Our previous result that the feeding response was initiated at embryonic stage 25 (Yamanaka et al., 1999) is in good agreement with morphological observations by Meshcheryakov (1990), that is, “The radular cavity is connected to the oral cavity. The jaw has formed completely. Salivary glands have been laid down as diverticula of the oral cavity walls.” This description suggests that stage 25 embryos are physically ready to eat as is shown in our CTA experiments.
The last two critical stages (stage 29 embryos and immatures), the formation of CTA and its long-term memory, appear to correspond well to the life cycle of snails (Yamanaka et al., 1999). The CTA was acquired just before hatching (stage 29 embryos), and its long-term memory began to be formed just before sexual maturation (immatures). The stage 29 embryos may become prepared to safely seek out food in an external environment by acquiring learning ability. After hatching, the voluntary activity in snails increased to accompany their somatic development with sexual maturation. The immatures just before sexual maturation showed strong voluntary activity, suggesting that snails must become able to maintain a long-term memory so that they can safely eat a variety of food when they cover wide territory to search for a mate.
Relationships between other behaviors and development
Lukowiak and colleagues demonstrated behavioral and cellular changes that occurred during operant conditioning of the aerial respiratory behavior in L. stagnalis (Spencer et al., 1999). The developmental study of this respiratory behavior was also examined (Hermann and Bulloch, 1998). Rearing snails from eggs to adulthood while preventing lung respiration showed that L. stagnalis can develop and survive without pulmonary respiration. Such a developmental plasticity is a very useful model system for understanding the mechanisms of the operant conditioning of respiratory behavior.

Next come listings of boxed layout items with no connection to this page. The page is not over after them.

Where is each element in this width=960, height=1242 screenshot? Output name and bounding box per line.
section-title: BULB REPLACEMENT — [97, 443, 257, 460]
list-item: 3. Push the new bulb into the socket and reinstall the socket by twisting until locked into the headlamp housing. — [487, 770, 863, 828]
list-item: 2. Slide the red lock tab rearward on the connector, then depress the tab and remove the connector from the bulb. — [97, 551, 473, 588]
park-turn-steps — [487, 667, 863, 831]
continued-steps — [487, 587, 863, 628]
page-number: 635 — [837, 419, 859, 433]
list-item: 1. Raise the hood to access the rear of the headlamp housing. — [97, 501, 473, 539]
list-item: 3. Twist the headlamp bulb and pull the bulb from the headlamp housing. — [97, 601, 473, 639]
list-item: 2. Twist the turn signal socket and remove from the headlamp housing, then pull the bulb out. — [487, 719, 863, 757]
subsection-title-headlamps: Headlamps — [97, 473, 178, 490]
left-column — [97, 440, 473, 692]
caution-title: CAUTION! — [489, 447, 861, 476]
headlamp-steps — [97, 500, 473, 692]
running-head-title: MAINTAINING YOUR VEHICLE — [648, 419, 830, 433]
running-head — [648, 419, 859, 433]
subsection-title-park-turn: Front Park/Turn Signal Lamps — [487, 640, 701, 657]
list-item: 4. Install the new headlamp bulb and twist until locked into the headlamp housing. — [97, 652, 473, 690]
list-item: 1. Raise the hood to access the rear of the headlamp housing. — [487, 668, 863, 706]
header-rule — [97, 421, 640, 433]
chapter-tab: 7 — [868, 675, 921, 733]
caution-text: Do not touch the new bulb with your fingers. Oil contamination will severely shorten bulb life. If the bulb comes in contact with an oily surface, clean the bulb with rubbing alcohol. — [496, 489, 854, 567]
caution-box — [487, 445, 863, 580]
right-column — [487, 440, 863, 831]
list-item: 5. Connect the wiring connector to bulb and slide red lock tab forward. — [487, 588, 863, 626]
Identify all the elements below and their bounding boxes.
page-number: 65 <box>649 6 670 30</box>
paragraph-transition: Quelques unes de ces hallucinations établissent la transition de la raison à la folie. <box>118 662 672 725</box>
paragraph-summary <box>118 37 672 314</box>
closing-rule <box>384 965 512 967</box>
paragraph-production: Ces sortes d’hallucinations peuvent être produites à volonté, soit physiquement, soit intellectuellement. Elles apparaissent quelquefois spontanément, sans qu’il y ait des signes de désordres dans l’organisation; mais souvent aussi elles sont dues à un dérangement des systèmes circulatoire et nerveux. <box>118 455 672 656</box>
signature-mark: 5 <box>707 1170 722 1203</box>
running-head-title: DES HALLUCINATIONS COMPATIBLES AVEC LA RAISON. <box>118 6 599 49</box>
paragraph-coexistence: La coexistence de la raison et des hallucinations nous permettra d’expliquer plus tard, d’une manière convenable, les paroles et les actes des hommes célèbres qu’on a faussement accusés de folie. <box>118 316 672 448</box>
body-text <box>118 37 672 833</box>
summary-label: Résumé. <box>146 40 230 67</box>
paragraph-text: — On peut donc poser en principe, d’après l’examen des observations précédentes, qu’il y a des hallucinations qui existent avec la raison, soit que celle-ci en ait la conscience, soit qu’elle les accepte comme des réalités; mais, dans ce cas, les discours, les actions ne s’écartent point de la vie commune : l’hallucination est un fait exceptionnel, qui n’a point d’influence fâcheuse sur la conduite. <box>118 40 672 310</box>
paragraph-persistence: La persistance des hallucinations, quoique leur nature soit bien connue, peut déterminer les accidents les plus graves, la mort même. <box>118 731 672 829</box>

In addition, the withdrawal response in L. stagnalis was also utilized in some learning, for example visual and vestibular associative learning (Sakakibara et al., 1998) and operantly escape conditioning (Kobayashi et al., 1998). The major ganglia involved in the withdrawal response are the pedal ganglia, and the cellular mechanisms for this response in the pedal ganglia have been partially disclosed (Inoue et al., 1996a, b). If the cell number and volume in the pedal ganglia are examined, the anatomical substrate for the learning concerning the withdrawal response will be prepared.
Conclusions
The pond snail, Lymnaea stagnalis, proved to be a useful preparation for analyzing the development of learning and memory on both behavioral and cellular levels. An important issue in this analysis concerns the anatomical substrate upon which learning is superposed during development. We examined the numbers of cells and the volumes of the buccal and cerebral ganglia from embryonic stage 24 to adulthood. The present findings suggested that most of the cells indispensable to the feeding and CTA in L. stagnalis emerge at the immature stage, in which the snails can use a long-term memory for the CTA, but that individual cells in the CNS continue to enlarge even in adulthood. Furthermore, a pair of key neurons for the CTA, cerebral giant cells, mature at the immature stage. The present study provided the anatomical substrate upon the long-term CTA, by which the snails that are still sexually immature can eat safe food in a wide territory.
Acknowledgments
This work was partly supported by Grants-in-Aid from the Ministry of Education, Science, Sports and Culture of Japan to E.I.